Dear GHC Community,
The COVID-19 pandemic brought to light many of the cracks in the existing global health infrastructure. At the same time, it demonstrated the benefits of multilateral organizations — driving cross-country collaboration, leveraging technical leadership and expertise, and supporting under-resourced health systems. Without the coordinating power of the World Health Organization (WHO), there would have been far more incoherence in efforts, duplication, and waste. While not perfect nor without missteps, we could not have reached this point in the pandemic without organizations like WHO, Coalition for Epidemic Preparedness Innovations (CEPI), Gavi, and UNICEF. Through their collective expertise and coordinating power, the world was able to stand up the ACT Accelerator and, through it, COVAX. As a result, 5.17 billion people — nearly 70% of the world’s population — have received vaccines to date.*
While COVID-19 is a daily reminder of the value multilateral organizations provide, that value is far from assured without continued support.
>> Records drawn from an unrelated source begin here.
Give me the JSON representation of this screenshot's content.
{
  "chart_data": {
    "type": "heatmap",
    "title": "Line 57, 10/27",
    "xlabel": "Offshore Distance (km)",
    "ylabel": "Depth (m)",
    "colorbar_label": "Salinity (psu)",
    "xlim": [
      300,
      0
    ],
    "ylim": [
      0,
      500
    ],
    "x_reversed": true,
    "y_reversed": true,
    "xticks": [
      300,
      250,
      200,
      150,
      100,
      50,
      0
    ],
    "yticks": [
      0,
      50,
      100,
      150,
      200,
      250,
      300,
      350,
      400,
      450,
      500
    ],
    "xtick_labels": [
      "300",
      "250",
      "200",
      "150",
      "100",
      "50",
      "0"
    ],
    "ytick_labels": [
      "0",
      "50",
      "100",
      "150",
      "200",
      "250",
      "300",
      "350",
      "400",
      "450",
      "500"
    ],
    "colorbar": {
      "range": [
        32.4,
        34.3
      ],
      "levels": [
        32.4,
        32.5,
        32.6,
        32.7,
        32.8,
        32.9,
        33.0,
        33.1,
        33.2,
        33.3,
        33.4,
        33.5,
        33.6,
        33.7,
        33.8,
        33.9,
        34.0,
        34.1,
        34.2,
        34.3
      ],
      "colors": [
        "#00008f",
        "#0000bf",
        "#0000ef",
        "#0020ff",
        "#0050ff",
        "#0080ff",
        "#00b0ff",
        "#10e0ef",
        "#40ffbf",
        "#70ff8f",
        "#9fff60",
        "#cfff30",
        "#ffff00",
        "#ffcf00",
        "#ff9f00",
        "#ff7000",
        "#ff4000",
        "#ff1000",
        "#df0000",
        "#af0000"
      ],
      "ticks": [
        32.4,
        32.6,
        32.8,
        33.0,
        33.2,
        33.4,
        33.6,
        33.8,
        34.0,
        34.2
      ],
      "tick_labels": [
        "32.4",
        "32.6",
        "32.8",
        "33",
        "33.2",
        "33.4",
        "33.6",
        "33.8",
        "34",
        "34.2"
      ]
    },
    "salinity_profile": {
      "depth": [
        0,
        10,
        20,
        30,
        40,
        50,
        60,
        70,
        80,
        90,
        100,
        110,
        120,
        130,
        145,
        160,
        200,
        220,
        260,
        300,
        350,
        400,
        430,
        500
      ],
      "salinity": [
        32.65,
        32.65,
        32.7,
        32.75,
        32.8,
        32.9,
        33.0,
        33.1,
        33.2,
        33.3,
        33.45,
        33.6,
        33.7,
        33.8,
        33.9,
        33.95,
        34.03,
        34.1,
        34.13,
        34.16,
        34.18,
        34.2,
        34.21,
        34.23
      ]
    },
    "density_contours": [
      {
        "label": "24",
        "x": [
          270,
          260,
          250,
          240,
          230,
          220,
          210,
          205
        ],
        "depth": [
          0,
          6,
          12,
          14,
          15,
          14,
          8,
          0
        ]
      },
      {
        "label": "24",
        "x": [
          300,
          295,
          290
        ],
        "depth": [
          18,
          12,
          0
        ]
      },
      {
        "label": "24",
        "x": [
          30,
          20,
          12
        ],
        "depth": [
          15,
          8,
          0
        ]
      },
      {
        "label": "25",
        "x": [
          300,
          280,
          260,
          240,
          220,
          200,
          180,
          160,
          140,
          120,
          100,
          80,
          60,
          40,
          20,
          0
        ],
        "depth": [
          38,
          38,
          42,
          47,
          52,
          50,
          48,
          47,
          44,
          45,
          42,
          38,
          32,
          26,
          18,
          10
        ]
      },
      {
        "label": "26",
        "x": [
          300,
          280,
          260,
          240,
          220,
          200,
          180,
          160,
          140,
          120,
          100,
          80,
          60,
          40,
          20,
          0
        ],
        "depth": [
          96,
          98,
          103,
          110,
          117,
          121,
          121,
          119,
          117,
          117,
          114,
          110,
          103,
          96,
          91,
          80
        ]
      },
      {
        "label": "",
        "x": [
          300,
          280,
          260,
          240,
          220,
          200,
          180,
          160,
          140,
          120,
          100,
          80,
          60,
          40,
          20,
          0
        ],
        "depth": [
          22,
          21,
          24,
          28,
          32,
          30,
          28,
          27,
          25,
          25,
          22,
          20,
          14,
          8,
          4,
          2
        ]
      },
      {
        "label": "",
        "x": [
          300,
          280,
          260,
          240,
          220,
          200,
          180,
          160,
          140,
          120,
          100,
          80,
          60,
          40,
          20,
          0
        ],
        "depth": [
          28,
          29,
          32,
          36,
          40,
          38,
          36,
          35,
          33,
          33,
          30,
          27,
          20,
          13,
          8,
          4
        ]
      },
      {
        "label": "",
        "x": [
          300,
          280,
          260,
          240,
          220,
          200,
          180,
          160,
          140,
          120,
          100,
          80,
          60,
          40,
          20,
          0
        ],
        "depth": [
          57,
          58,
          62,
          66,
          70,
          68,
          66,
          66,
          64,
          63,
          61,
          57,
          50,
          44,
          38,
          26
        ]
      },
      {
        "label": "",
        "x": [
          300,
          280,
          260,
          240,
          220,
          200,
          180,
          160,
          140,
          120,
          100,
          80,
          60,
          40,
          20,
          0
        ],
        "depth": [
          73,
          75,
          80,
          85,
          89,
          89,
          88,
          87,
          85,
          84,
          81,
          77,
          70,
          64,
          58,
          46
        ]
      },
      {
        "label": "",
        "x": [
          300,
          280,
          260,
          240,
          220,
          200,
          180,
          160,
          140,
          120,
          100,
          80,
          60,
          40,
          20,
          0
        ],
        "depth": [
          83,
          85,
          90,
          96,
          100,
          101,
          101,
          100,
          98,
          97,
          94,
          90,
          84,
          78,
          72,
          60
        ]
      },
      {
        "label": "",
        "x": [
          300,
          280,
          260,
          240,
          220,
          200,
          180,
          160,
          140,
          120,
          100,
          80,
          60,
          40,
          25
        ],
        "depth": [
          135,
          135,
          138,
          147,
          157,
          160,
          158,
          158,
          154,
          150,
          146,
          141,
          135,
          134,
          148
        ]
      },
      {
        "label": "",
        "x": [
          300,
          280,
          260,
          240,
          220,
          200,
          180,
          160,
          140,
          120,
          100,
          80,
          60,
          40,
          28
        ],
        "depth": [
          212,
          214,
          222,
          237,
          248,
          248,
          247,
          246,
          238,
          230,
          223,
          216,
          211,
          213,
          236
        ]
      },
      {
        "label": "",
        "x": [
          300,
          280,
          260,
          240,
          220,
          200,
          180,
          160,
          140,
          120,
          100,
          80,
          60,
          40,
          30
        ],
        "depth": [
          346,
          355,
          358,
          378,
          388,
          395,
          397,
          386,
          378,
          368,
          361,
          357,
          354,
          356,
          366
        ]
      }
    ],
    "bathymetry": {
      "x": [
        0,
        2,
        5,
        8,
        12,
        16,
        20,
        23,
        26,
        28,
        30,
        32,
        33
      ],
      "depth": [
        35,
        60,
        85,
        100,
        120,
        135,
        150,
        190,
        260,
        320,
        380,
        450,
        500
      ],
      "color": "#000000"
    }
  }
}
Multilateral institutions are a collective resource in helping to protect the health of the world’s citizens; they require collective support to accomplish shared global health goals. The past several years have been a poignant reminder of how vital they are to safeguarding the world against disease.
To operate effectively, multilaterals require ongoing partnership and resources from the U.S. and other countries. We saw historic progress on this at last week’s 75th World Health Assembly. Member states agreed to a WHO working group recommendation to gradually increase their “assessed contributions” — or membership dues — to cover 50% of WHO’s budget by 2030. In addition, U.S. support for health multilateral organizations is critical to leveraging resources from other countries and to facilitating cross-country collaboration. By leveraging the support of donors like the U.S., multilateral institutions protect the world against public health threats and help countries prevent, treat, and protect their citizens.
But the decisions made through these entities must not solely be left to donors. Without the involvement of civil society, global health approaches are little more than a “best guess.” It is civil society organizations (CSOs) that are, in overused parlance, where the rubber meets the road. Throughout the COVID-19 pandemic, CSOs have played a critical role in addressing and advocating for the needs of minority and marginalized populations. Yet, they continue to be left out of crucial policy-making discussions surrounding the response. To truly deliver on the promise of multilateral organizations, CSOs must not just be at the table, they should be taking the lead as strategies are discussed.
Multilaterals institutions are imperfect, but the old cliché rings true: “Perfect is the enemy of good.” These organizations provide an inordinate amount of good for the world. They can and should strive to continually improve operations and outcomes through structural changes and, where needed, reforms. And it is our job to keep them accountable. But this can be done on a parallel track to their ongoing work of sharing information across countries and regions, advancing innovation to accelerate the elimination and eradication of diseases, and contributing to new solutions and health improvements.
Multilateral organizations possess different strengths and networks and can serve as meaningful partners to advance efforts toward improved outcomes. Moving past the worst pandemic in nearly a century requires a new level of global cooperation. We must not only move past COVID-19 but also regain the ground lost in other health areas in order to meet shared global goals. Without continued financial and technical support for multilateral organizations, none of this will be possible.